D’autre part, il importe que, pour l’avenir, les autorités françaises reconsidèrent la position apparemment restrictive que le Gouvernement a défendue en 2003 devant le Sénat, car on peut craindre que le refus de recourir à la procédure de ratification devant le Parlement français ne conduise à ce que des accords majeurs ne fassent pas l’objet d’une autorisation de ratification parlementaire ni au niveau national ni au niveau européen.

A l’issue de la communication de M. Thierry Mariani, rapporteur, M. Jérôme Lambert s’est interrogé sur la possibilité d’envisager une interdiction d’atterrissage à l’encontre des compagnies américaines, dans l’hypothèse où les autorités des Etats-Unis refuseraient d’infléchir leur position.

Le Président Pierre Lequiller a jugé qu’il était effectivement souhaitable de réaffirmer la position déjà prise par la Délégation, conforme d’ailleurs à celle adoptée par le Sénat, tout en soulignant, dans le cas d’espèce, sa portée théorique.

M. Christian Philip a observé qu’un débat parlementaire sur la ratification de l’accord était probablement nécessaire, mais que le Parlement serait confronté à un important dilemme puisqu’un refus de ratifier aurait de fortes répercussions économiques sur les compagnies aériennes européennes.

Le rapporteur a confirmé que le dispositif, déséquilibré, ne peut déboucher sur une solution satisfaisante et a ajouté que des mesures de représailles contre les compagnies américaines apparaissaient inenvisageables.

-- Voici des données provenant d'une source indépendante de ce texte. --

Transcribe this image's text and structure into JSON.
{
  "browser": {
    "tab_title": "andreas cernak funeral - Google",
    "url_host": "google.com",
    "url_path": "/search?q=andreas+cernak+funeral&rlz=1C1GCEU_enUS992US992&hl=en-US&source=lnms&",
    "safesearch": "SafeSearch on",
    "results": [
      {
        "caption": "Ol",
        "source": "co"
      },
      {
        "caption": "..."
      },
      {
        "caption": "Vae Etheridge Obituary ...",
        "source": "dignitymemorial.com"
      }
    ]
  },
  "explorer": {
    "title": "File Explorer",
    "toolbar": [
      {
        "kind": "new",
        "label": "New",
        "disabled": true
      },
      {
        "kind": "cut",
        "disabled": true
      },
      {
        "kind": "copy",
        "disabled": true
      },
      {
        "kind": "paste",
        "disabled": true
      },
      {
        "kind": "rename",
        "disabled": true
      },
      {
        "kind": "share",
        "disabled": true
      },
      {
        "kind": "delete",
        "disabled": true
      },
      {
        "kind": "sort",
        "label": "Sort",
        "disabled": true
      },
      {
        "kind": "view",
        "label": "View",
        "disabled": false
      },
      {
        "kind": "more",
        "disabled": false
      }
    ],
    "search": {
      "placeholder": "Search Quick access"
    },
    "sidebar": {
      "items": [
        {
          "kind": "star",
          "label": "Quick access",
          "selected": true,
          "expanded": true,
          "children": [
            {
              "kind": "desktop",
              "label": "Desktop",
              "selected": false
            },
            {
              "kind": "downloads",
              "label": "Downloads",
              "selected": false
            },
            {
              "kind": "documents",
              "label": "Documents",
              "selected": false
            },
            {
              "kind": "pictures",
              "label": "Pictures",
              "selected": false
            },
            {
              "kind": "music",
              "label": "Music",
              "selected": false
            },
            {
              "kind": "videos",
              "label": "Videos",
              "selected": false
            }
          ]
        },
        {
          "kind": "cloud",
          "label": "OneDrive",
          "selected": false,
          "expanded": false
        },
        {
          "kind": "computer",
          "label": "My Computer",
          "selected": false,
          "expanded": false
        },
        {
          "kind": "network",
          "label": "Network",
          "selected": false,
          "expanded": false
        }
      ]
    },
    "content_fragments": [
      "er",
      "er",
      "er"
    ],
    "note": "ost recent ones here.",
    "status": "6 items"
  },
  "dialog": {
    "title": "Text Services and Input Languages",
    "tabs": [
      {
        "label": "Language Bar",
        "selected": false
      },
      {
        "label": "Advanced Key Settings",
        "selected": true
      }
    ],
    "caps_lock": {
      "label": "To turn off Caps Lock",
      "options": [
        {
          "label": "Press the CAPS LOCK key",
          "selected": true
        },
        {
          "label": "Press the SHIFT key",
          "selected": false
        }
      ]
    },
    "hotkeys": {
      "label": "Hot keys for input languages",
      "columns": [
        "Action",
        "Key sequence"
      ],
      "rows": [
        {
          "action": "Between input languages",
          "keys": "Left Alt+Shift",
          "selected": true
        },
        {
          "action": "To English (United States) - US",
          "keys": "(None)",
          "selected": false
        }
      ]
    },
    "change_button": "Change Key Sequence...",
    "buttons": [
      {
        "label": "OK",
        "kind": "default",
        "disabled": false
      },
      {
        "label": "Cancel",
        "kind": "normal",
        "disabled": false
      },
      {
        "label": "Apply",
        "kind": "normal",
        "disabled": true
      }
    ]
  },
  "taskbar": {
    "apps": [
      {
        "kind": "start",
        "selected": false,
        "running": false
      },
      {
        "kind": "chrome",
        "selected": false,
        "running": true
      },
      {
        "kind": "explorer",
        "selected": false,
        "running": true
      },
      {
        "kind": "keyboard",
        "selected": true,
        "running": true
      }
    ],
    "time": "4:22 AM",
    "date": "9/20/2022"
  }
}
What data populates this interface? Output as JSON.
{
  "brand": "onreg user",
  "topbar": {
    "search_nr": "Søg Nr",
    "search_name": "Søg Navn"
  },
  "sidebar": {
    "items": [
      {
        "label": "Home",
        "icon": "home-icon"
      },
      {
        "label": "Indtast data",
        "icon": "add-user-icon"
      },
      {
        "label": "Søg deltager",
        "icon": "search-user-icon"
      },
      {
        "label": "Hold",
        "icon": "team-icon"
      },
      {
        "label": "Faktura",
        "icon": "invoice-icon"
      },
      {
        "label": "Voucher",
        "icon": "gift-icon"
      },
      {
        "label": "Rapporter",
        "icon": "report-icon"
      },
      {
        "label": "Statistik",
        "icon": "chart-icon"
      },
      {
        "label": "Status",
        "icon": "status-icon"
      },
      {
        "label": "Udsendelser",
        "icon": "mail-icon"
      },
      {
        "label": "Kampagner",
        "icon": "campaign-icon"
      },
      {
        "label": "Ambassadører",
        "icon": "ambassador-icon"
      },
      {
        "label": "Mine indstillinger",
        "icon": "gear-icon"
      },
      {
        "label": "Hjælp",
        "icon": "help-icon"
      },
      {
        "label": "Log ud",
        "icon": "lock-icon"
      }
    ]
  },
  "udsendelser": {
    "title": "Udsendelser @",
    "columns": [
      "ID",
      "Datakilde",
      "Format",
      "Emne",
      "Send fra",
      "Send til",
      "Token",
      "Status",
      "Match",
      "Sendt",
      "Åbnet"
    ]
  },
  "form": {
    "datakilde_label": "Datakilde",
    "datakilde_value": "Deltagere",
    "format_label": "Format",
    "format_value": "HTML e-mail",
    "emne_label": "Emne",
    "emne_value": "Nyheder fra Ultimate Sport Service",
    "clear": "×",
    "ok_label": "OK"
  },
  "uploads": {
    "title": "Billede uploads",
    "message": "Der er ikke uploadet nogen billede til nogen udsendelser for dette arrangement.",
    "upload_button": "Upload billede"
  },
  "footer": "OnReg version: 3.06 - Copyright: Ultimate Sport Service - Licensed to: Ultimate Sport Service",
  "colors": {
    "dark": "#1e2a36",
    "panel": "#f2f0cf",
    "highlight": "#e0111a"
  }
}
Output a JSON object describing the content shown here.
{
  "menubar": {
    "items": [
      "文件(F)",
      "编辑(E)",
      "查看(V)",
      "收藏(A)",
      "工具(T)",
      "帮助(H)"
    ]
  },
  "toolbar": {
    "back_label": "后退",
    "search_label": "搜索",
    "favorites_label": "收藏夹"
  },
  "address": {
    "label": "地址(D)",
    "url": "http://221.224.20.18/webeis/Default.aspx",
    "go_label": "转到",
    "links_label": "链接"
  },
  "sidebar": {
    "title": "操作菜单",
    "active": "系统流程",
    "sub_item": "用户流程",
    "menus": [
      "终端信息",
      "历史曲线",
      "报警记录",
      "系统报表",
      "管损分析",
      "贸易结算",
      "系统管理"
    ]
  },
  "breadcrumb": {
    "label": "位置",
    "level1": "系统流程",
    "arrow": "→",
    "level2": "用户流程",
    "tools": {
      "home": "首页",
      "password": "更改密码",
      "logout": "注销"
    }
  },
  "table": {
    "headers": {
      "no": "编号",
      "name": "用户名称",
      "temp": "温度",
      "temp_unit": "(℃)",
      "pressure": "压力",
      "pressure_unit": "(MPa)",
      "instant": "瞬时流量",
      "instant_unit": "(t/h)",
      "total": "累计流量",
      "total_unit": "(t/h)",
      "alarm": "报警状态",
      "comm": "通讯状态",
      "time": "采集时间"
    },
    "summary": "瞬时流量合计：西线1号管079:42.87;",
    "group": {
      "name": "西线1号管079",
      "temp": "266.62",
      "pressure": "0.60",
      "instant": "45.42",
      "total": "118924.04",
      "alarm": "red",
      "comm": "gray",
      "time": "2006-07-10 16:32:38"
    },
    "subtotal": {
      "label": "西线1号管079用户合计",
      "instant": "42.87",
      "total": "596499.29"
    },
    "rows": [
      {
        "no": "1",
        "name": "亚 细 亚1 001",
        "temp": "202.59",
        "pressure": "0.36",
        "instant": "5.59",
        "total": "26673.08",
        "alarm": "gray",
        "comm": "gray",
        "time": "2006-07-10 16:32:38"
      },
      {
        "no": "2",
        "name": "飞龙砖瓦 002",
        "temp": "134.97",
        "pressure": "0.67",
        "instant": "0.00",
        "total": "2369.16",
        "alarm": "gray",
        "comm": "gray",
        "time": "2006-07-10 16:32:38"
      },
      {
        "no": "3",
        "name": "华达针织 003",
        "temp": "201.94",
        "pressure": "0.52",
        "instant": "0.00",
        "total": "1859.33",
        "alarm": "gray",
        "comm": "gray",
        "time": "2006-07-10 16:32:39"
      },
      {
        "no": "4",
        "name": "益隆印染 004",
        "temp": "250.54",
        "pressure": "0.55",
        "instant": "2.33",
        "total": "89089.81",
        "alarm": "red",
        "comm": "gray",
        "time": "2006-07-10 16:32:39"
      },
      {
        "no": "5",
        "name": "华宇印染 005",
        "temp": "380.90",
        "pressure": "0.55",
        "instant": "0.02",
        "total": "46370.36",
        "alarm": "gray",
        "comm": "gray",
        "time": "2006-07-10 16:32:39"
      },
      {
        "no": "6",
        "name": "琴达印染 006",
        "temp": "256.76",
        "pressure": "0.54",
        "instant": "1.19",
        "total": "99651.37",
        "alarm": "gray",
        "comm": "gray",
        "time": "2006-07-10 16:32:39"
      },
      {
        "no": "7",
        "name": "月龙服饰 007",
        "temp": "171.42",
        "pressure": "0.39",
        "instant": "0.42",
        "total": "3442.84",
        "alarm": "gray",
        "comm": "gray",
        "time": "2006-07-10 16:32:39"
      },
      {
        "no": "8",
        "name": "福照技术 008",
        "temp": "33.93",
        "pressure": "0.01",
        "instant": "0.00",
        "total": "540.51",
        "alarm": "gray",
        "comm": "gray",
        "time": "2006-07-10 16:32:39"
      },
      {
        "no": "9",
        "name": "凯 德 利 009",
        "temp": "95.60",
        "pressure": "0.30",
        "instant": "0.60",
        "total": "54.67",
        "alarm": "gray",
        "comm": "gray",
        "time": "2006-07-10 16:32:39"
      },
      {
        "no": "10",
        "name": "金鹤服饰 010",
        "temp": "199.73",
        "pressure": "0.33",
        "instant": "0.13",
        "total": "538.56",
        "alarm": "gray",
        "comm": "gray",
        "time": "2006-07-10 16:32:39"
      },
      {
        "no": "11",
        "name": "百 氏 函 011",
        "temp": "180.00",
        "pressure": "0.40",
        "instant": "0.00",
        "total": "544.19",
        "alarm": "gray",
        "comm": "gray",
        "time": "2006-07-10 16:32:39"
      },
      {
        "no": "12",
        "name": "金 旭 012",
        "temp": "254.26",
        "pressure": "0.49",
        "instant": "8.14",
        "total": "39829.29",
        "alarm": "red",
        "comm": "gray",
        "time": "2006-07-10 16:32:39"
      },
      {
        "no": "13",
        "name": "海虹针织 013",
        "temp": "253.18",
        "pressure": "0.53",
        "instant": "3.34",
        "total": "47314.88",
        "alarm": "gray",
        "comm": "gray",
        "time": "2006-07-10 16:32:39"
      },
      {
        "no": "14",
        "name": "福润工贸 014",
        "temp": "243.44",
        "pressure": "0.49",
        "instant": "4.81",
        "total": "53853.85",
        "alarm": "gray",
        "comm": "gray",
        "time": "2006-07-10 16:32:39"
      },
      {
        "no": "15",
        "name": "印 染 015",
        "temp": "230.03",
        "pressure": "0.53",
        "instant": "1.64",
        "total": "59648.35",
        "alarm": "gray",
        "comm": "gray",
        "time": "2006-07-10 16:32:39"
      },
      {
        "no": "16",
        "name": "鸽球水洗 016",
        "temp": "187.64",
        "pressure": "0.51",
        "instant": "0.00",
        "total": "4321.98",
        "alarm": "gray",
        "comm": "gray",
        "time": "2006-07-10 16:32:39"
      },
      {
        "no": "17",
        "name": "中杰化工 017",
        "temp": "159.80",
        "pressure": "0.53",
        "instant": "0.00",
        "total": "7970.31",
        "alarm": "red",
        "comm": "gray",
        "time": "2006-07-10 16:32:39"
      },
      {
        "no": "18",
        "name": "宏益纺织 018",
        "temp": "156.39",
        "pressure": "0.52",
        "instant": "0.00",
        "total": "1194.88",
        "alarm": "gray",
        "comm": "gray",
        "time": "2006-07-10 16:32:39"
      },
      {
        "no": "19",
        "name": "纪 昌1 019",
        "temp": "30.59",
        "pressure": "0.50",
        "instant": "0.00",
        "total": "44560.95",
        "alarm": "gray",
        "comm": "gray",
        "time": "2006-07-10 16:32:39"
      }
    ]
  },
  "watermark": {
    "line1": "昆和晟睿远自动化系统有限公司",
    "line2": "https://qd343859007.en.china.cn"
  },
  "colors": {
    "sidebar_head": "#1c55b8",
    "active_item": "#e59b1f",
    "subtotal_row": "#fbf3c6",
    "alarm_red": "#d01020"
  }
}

A l’issue de ce débat, la Délégation a approuvé les conclusions suivantes :

« La Délégation,

Vu l’article 88-4 de la Constitution,

Vu l’article 24, paragraphe V, du Traité sur l’Union européenne,

Vu le projet d’accord entre l’Union européenne et les Etats-Unis d’Amérique sur le traitement et le transfert de données PNR par des transporteurs aériens au bureau des douanes et de la protection des frontières du ministère américain de la sécurité intérieure (document E 3234),

1. Constate que le projet d’accord susvisé reprend, pour l’essentiel, les éléments de l’accord approuvé au nom de la Communauté par la décision du Conseil 2004/406/CE relative à la conclusion de l’accord avec les Etats-Unis sur le transfert des données dites PNR par les compagnies aériennes opérant des vols transatlantiques, que la Cour de Justice des Communautés européennes a annulée par un arrêt rendu le 30 mai 2006 ;

2. Craint, dès lors, que si le nouvel accord devait être conclu en l’état d’ici au 30 septembre 2006 – date fixée par l’arrêt de la Cour de Justice du 30 mai 2006, il ne recèle des dispositions contrevenant notamment aux standards fixés par la directive 95/46/CEE du Parlement et du Conseil du 24 octobre 1995 relative à la protection des personnes physiques à l’égard du traitement des données à caractère personnel et à la libre circulation des données ;

3. Déplore que le projet d’accord, comme le précédent accord, repose sur un dispositif déséquilibré, à la différence des accords du même type conclus avec le Canada et l’Australie ;

4. Demande aux autorités françaises, que, en application de l’article 24, paragraphe 5, du Traité sur l’Union européenne, autorisant un Etat, dont le représentant au sein du Conseil déclare qu’il doit se conformer à ses propres règles constitutionnelles, de ne pas être lié par un accord conclu avec les Etats tiers, le présent projet d’accord soit soumis à la procédure d’autorisation de ratification parlementaire. »

 

(1) Pour le SGAE, cette procédure se justifie par le fait que le projet d’accord n’est pas présenté en l’état en complément d’une proposition de décision du Conseil relative à son application provisoire ou à sa conclusion.
(2) Cet article vise l'adoption de mesures relatives au rapprochement des dispositions législatives, réglementaires et administratives des États membres qui ont pour objet l'établissement et le fonctionnement du marché intérieur.
(3) Mme Martine Roure.
(4) Dans un article du 29 août 2006, publié par le Washington Post, M. Chertoff plaide en faveur de la mise en place de nouveaux instruments de contrôle dans le transport aérien et du transfert d’un nombre accru de données.